Mindelheim verliert in Memmingen

Mit der 30:37 Derby-Niederlage der Mindelheimer Handballer ist zudem der Abstieg in die Bezirksliga nicht mehr abzuwenden.

Der Gedanke an den Abstieg, mit dem man sich im Mindelheimer Lager seit einiger Zeit plagen musste, wurde durch die Niederlage beim Tabellendritten Memmingen Realität. Doch spricht es trotz des sportlichen Misserfolgs für die Mannschaft, dass man sich in jedem Spiel vernünftig verkauft und die Gegner durchaus fordert.
Insgesamt waren es sicherlich mehrere Faktoren, die einen Klassenverbleib in der Bezirksoberliga verhinderten. Einerseits spielte die Doppelbelastung der vier A-Jugendlichen eine Rolle, die mehrmals zwei Spiele an einem Tag bestreiten mussten und bei denen sich der Kräfteverschleiß bemerkbar machte. Andererseits lag es in einigen Spielen, besonders in der Anfangsphase der Saison, an der fehlenden Erfahrung und an der teils vorhandenen körperlichen Unterlegenheit der jungen Truppe.

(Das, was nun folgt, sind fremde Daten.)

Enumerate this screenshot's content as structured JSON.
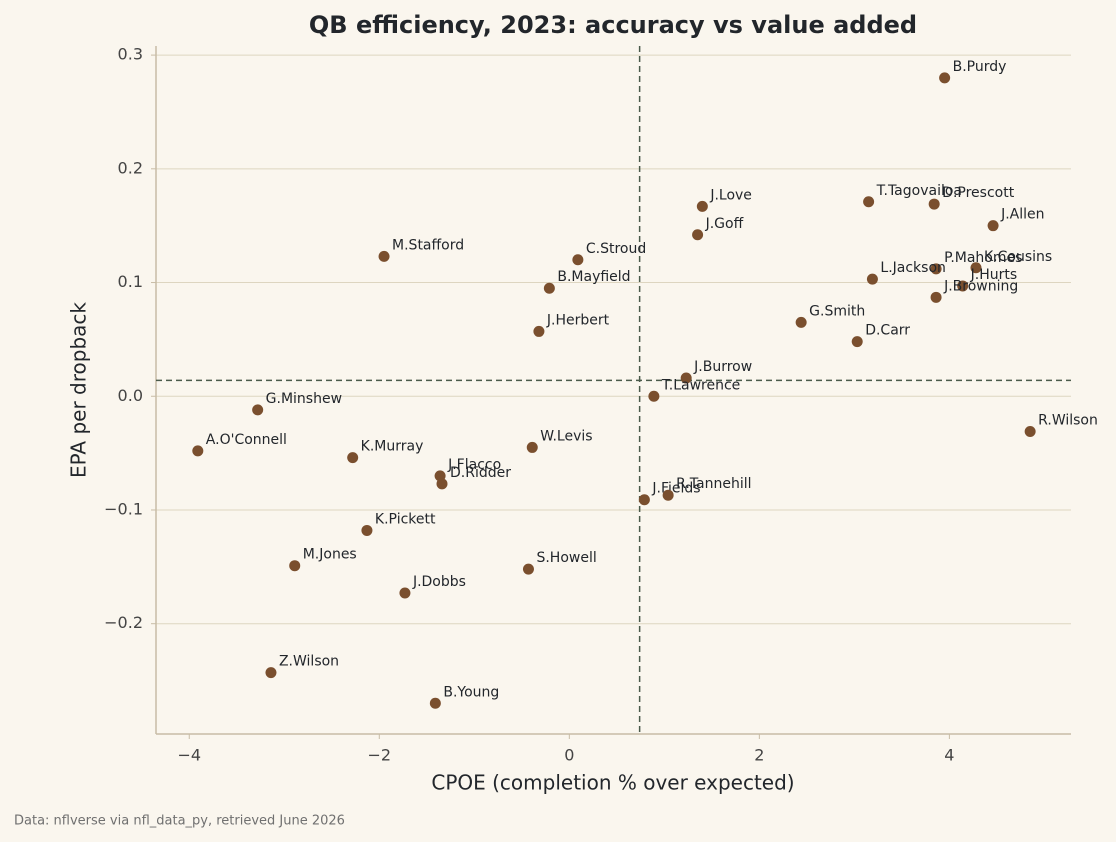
{
  "chart_data": {
    "type": "scatter",
    "title": "QB efficiency, 2023: accuracy vs value added",
    "x_label": "CPOE  (completion % over expected)",
    "y_label": "EPA per dropback",
    "source": "Data: nflverse via nfl_data_py, retrieved June 2026",
    "color": "#7a4f2e",
    "grid": true,
    "xlim": [
      -4.35,
      5.28
    ],
    "ylim": [
      -0.297,
      0.308
    ],
    "xticks": [
      {
        "value": -4,
        "label": "−4"
      },
      {
        "value": -2,
        "label": "−2"
      },
      0,
      2,
      4
    ],
    "yticks": [
      {
        "value": -0.2,
        "label": "−0.2"
      },
      {
        "value": -0.1,
        "label": "−0.1"
      },
      {
        "value": 0,
        "label": "0.0"
      },
      0.1,
      0.2,
      0.3
    ],
    "reference_lines": {
      "x": 0.74,
      "y": 0.014
    },
    "labels": [
      "B.Purdy",
      "J.Love",
      "J.Goff",
      "T.Tagovailoa",
      "D.Prescott",
      "J.Allen",
      "P.Mahomes",
      "K.Cousins",
      "J.Hurts",
      "J.Browning",
      "L.Jackson",
      "G.Smith",
      "D.Carr",
      "M.Stafford",
      "C.Stroud",
      "B.Mayfield",
      "J.Herbert",
      "J.Burrow",
      "T.Lawrence",
      "R.Wilson",
      "G.Minshew",
      "A.O'Connell",
      "K.Murray",
      "J.Flacco",
      "D.Ridder",
      "W.Levis",
      "J.Fields",
      "R.Tannehill",
      "K.Pickett",
      "M.Jones",
      "S.Howell",
      "J.Dobbs",
      "Z.Wilson",
      "B.Young"
    ],
    "x": [
      3.95,
      1.4,
      1.35,
      3.15,
      3.84,
      4.46,
      3.86,
      4.28,
      4.14,
      3.86,
      3.19,
      2.44,
      3.03,
      -1.95,
      0.09,
      -0.21,
      -0.32,
      1.23,
      0.89,
      4.85,
      -3.28,
      -3.91,
      -2.28,
      -1.36,
      -1.34,
      -0.39,
      0.79,
      1.04,
      -2.13,
      -2.89,
      -0.43,
      -1.73,
      -3.14,
      -1.41
    ],
    "values": [
      0.28,
      0.167,
      0.142,
      0.171,
      0.169,
      0.15,
      0.112,
      0.113,
      0.097,
      0.087,
      0.103,
      0.065,
      0.048,
      0.123,
      0.12,
      0.095,
      0.057,
      0.016,
      0.0,
      -0.031,
      -0.012,
      -0.048,
      -0.054,
      -0.07,
      -0.077,
      -0.045,
      -0.091,
      -0.087,
      -0.118,
      -0.149,
      -0.152,
      -0.173,
      -0.243,
      -0.27
    ]
  }
}
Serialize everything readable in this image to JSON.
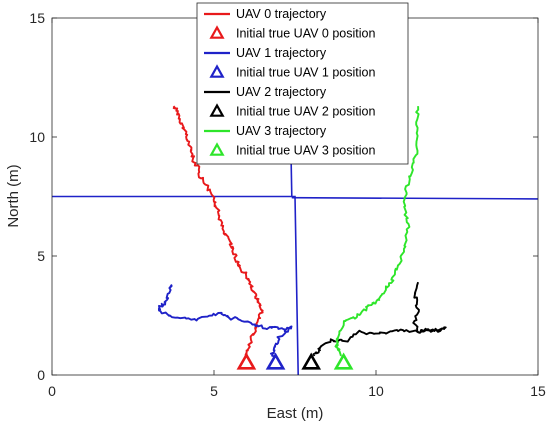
{
  "chart_data": {
    "type": "line",
    "title": "",
    "xlabel": "East (m)",
    "ylabel": "North (m)",
    "xlim": [
      0,
      15
    ],
    "ylim": [
      0,
      15
    ],
    "xticks": [
      "0",
      "5",
      "10",
      "15"
    ],
    "yticks": [
      "0",
      "5",
      "10",
      "15"
    ],
    "grid": false,
    "legend_position": "top-center",
    "walls": [
      {
        "x": [
          0.0,
          7.4
        ],
        "y": [
          7.5,
          7.5
        ]
      },
      {
        "x": [
          7.4,
          15.0
        ],
        "y": [
          7.45,
          7.4
        ]
      },
      {
        "x": [
          7.3,
          7.4,
          7.5,
          7.6
        ],
        "y": [
          15.0,
          7.5,
          7.5,
          0.0
        ]
      }
    ],
    "series": [
      {
        "name": "UAV 0 trajectory",
        "marker_name": "Initial true UAV 0 position",
        "color": "#e8191b",
        "x": [
          3.75,
          3.9,
          4.0,
          4.1,
          4.2,
          4.3,
          4.35,
          4.5,
          4.6,
          4.8,
          5.0,
          5.1,
          5.2,
          5.3,
          5.5,
          5.6,
          5.7,
          5.8,
          6.0,
          6.1,
          6.2,
          6.3,
          6.4,
          6.5,
          6.4,
          6.3,
          6.15,
          6.0,
          6.0
        ],
        "y": [
          11.3,
          11.0,
          10.6,
          10.2,
          9.8,
          9.5,
          9.1,
          8.7,
          8.3,
          7.9,
          7.4,
          7.0,
          6.5,
          6.0,
          5.6,
          5.2,
          4.8,
          4.5,
          4.2,
          3.9,
          3.6,
          3.3,
          3.0,
          2.7,
          2.4,
          2.0,
          1.5,
          1.0,
          0.8
        ],
        "start": [
          6.0,
          0.5
        ]
      },
      {
        "name": "UAV 1 trajectory",
        "marker_name": "Initial true UAV 1 position",
        "color": "#1f22c8",
        "x": [
          3.7,
          3.6,
          3.5,
          3.35,
          3.3,
          3.6,
          4.0,
          4.4,
          4.8,
          5.2,
          5.5,
          5.9,
          6.3,
          6.6,
          6.9,
          7.2,
          7.4,
          7.0,
          6.9,
          6.8,
          6.85
        ],
        "y": [
          3.8,
          3.4,
          3.0,
          2.9,
          2.7,
          2.5,
          2.4,
          2.3,
          2.5,
          2.6,
          2.4,
          2.3,
          2.1,
          1.95,
          2.0,
          1.9,
          2.0,
          1.6,
          1.2,
          0.9,
          0.8
        ],
        "start": [
          6.9,
          0.5
        ]
      },
      {
        "name": "UAV 2 trajectory",
        "marker_name": "Initial true UAV 2 position",
        "color": "#000000",
        "x": [
          11.3,
          11.2,
          11.3,
          11.2,
          11.3,
          11.5,
          11.9,
          12.2,
          11.8,
          11.3,
          10.8,
          10.4,
          9.9,
          9.5,
          9.0,
          8.6,
          8.3,
          8.2,
          8.1
        ],
        "y": [
          3.9,
          3.3,
          2.7,
          2.2,
          1.8,
          1.9,
          1.85,
          1.95,
          1.9,
          1.8,
          1.85,
          1.8,
          1.7,
          1.8,
          1.4,
          1.5,
          1.2,
          1.0,
          0.8
        ],
        "start": [
          8.0,
          0.5
        ]
      },
      {
        "name": "UAV 3 trajectory",
        "marker_name": "Initial true UAV 3 position",
        "color": "#2ee52a",
        "x": [
          11.3,
          11.25,
          11.3,
          11.2,
          11.1,
          10.9,
          10.9,
          11.0,
          10.9,
          10.8,
          10.6,
          10.5,
          10.3,
          10.1,
          9.9,
          9.7,
          9.5,
          9.3,
          9.0,
          8.8,
          8.8,
          8.9
        ],
        "y": [
          11.3,
          10.5,
          9.8,
          9.1,
          8.4,
          7.7,
          7.0,
          6.3,
          5.6,
          4.9,
          4.4,
          4.0,
          3.6,
          3.2,
          3.0,
          2.8,
          2.6,
          2.4,
          2.2,
          1.6,
          1.2,
          0.8
        ],
        "start": [
          9.0,
          0.5
        ]
      }
    ]
  }
}
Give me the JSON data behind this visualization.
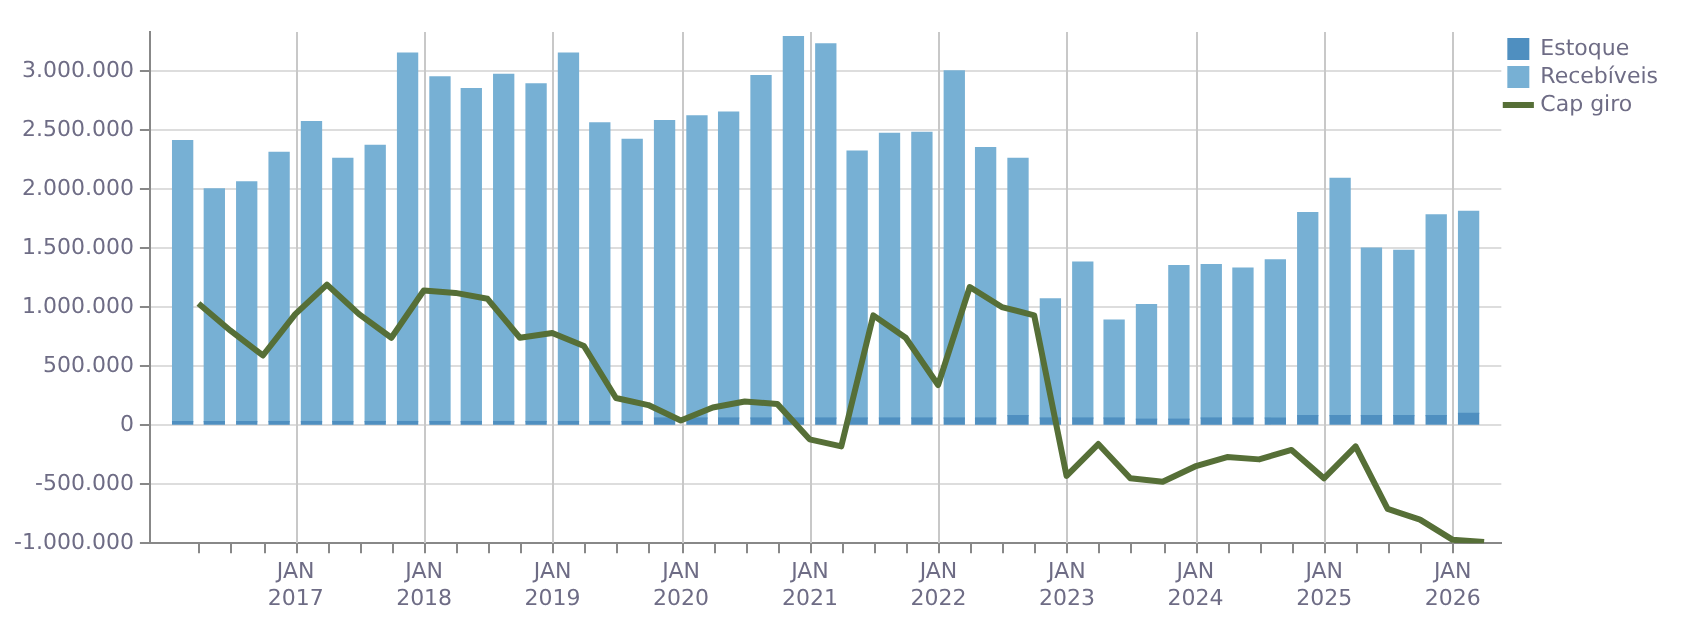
{
  "chart_data": {
    "type": "bar",
    "stacked": true,
    "legend": "top right",
    "grid": true,
    "marker": "none",
    "line_style": "solid",
    "x": [
      "2016-02-15",
      "2016-05-15",
      "2016-08-15",
      "2016-11-15",
      "2017-02-15",
      "2017-05-15",
      "2017-08-15",
      "2017-11-15",
      "2018-02-15",
      "2018-05-15",
      "2018-08-15",
      "2018-11-15",
      "2019-02-15",
      "2019-05-15",
      "2019-08-15",
      "2019-11-15",
      "2020-02-15",
      "2020-05-15",
      "2020-08-15",
      "2020-11-15",
      "2021-02-15",
      "2021-05-15",
      "2021-08-15",
      "2021-11-15",
      "2022-02-15",
      "2022-05-15",
      "2022-08-15",
      "2022-11-15",
      "2023-02-15",
      "2023-05-15",
      "2023-08-15",
      "2023-11-15",
      "2024-02-15",
      "2024-05-15",
      "2024-08-15",
      "2024-11-15",
      "2025-02-15",
      "2025-05-15",
      "2025-08-15",
      "2025-11-15",
      "2026-02-15"
    ],
    "xlim": [
      "2016-01-01",
      "2026-04-01"
    ],
    "xticks": [
      {
        "value": "2016-04-01",
        "label": null
      },
      {
        "value": "2016-07-01",
        "label": null
      },
      {
        "value": "2016-10-01",
        "label": null
      },
      {
        "value": "2017-01-01",
        "label": "JAN 2017"
      },
      {
        "value": "2017-04-01",
        "label": null
      },
      {
        "value": "2017-07-01",
        "label": null
      },
      {
        "value": "2017-10-01",
        "label": null
      },
      {
        "value": "2018-01-01",
        "label": "JAN 2018"
      },
      {
        "value": "2018-04-01",
        "label": null
      },
      {
        "value": "2018-07-01",
        "label": null
      },
      {
        "value": "2018-10-01",
        "label": null
      },
      {
        "value": "2019-01-01",
        "label": "JAN 2019"
      },
      {
        "value": "2019-04-01",
        "label": null
      },
      {
        "value": "2019-07-01",
        "label": null
      },
      {
        "value": "2019-10-01",
        "label": null
      },
      {
        "value": "2020-01-01",
        "label": "JAN 2020"
      },
      {
        "value": "2020-04-01",
        "label": null
      },
      {
        "value": "2020-07-01",
        "label": null
      },
      {
        "value": "2020-10-01",
        "label": null
      },
      {
        "value": "2021-01-01",
        "label": "JAN 2021"
      },
      {
        "value": "2021-04-01",
        "label": null
      },
      {
        "value": "2021-07-01",
        "label": null
      },
      {
        "value": "2021-10-01",
        "label": null
      },
      {
        "value": "2022-01-01",
        "label": "JAN 2022"
      },
      {
        "value": "2022-04-01",
        "label": null
      },
      {
        "value": "2022-07-01",
        "label": null
      },
      {
        "value": "2022-10-01",
        "label": null
      },
      {
        "value": "2023-01-01",
        "label": "JAN 2023"
      },
      {
        "value": "2023-04-01",
        "label": null
      },
      {
        "value": "2023-07-01",
        "label": null
      },
      {
        "value": "2023-10-01",
        "label": null
      },
      {
        "value": "2024-01-01",
        "label": "JAN 2024"
      },
      {
        "value": "2024-04-01",
        "label": null
      },
      {
        "value": "2024-07-01",
        "label": null
      },
      {
        "value": "2024-10-01",
        "label": null
      },
      {
        "value": "2025-01-01",
        "label": "JAN 2025"
      },
      {
        "value": "2025-04-01",
        "label": null
      },
      {
        "value": "2025-07-01",
        "label": null
      },
      {
        "value": "2025-10-01",
        "label": null
      },
      {
        "value": "2026-01-01",
        "label": "JAN 2026"
      }
    ],
    "ylim": [
      -1000000,
      3330000
    ],
    "yticks": [
      {
        "value": -1000000,
        "label": "-1.000.000"
      },
      {
        "value": -500000,
        "label": "-500.000"
      },
      {
        "value": 0,
        "label": "0"
      },
      {
        "value": 500000,
        "label": "500.000"
      },
      {
        "value": 1000000,
        "label": "1.000.000"
      },
      {
        "value": 1500000,
        "label": "1.500.000"
      },
      {
        "value": 2000000,
        "label": "2.000.000"
      },
      {
        "value": 2500000,
        "label": "2.500.000"
      },
      {
        "value": 3000000,
        "label": "3.000.000"
      }
    ],
    "series": [
      {
        "name": "Estoque",
        "color": "#4f8fc0",
        "values": [
          30000,
          30000,
          30000,
          30000,
          30000,
          30000,
          30000,
          30000,
          30000,
          30000,
          30000,
          30000,
          30000,
          30000,
          30000,
          60000,
          60000,
          60000,
          60000,
          60000,
          60000,
          60000,
          60000,
          60000,
          60000,
          60000,
          80000,
          60000,
          60000,
          60000,
          50000,
          50000,
          60000,
          60000,
          60000,
          80000,
          80000,
          80000,
          80000,
          80000,
          100000
        ]
      },
      {
        "name": "Recebíveis",
        "color": "#77b0d4",
        "values": [
          2380000,
          1970000,
          2030000,
          2280000,
          2540000,
          2230000,
          2340000,
          3120000,
          2920000,
          2820000,
          2940000,
          2860000,
          3120000,
          2530000,
          2390000,
          2520000,
          2560000,
          2590000,
          2900000,
          3230000,
          3170000,
          2260000,
          2410000,
          2420000,
          2940000,
          2290000,
          2180000,
          1010000,
          1320000,
          830000,
          970000,
          1300000,
          1300000,
          1270000,
          1340000,
          1720000,
          2010000,
          1420000,
          1400000,
          1700000,
          1710000
        ]
      },
      {
        "name": "Cap giro",
        "type": "line",
        "color": "#566f37",
        "x": [
          "2016-03-31",
          "2016-06-30",
          "2016-09-30",
          "2016-12-31",
          "2017-03-31",
          "2017-06-30",
          "2017-09-30",
          "2017-12-31",
          "2018-03-31",
          "2018-06-30",
          "2018-09-30",
          "2018-12-31",
          "2019-03-31",
          "2019-06-30",
          "2019-09-30",
          "2019-12-31",
          "2020-03-31",
          "2020-06-30",
          "2020-09-30",
          "2020-12-31",
          "2021-03-31",
          "2021-06-30",
          "2021-09-30",
          "2021-12-31",
          "2022-03-31",
          "2022-06-30",
          "2022-09-30",
          "2022-12-31",
          "2023-03-31",
          "2023-06-30",
          "2023-09-30",
          "2023-12-31",
          "2024-03-31",
          "2024-06-30",
          "2024-09-30",
          "2024-12-31",
          "2025-03-31",
          "2025-06-30",
          "2025-09-30",
          "2025-12-31",
          "2026-03-31"
        ],
        "values": [
          1030000,
          800000,
          590000,
          940000,
          1190000,
          940000,
          740000,
          1140000,
          1120000,
          1070000,
          740000,
          780000,
          670000,
          230000,
          170000,
          40000,
          150000,
          200000,
          180000,
          -120000,
          -180000,
          930000,
          740000,
          340000,
          1170000,
          1000000,
          930000,
          -430000,
          -160000,
          -450000,
          -480000,
          -350000,
          -270000,
          -290000,
          -210000,
          -450000,
          -180000,
          -710000,
          -800000,
          -970000,
          -990000
        ]
      }
    ]
  }
}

Genau dieses Problem bekamen die Mindelheimer auch am Samstag in Memmingen nicht in den Griff. Wie schon im Hinspiel fand man gegen den Memminger Spielertrainer kein Mittel und seine zwölf Treffer aus dem Feld machten auch diesmal den einzigen Unterschied. Der Mindelheimer Angriff agierte zwar teils sehr behäbig aber dennoch druckvoll, so dass die Rückraumspieler immer wieder in gute Wurfpositionen gebracht wurden oder den Kreisläufer anspielen konnten. Bis zum 7:7 war die Partie ausgeglichen, erst danach setzte sich der Favorit ab und führte zur Halbzeit mit 17:13.
Im zweiten Durchgang waren die Mindelheimer weiterhin bemüht und hatten sogar die Chance, den Rückstand zu verkürzen, doch scheiterte man in dieser Phase am Memminger Torhüter. Zudem wurden die Mindelheimer Defensivbemühungen abermals durch einfache Treffer des Memminger Spielertrainers zermürbt, der in den wenigen entscheidenden Situationen schlicht abgezockter war.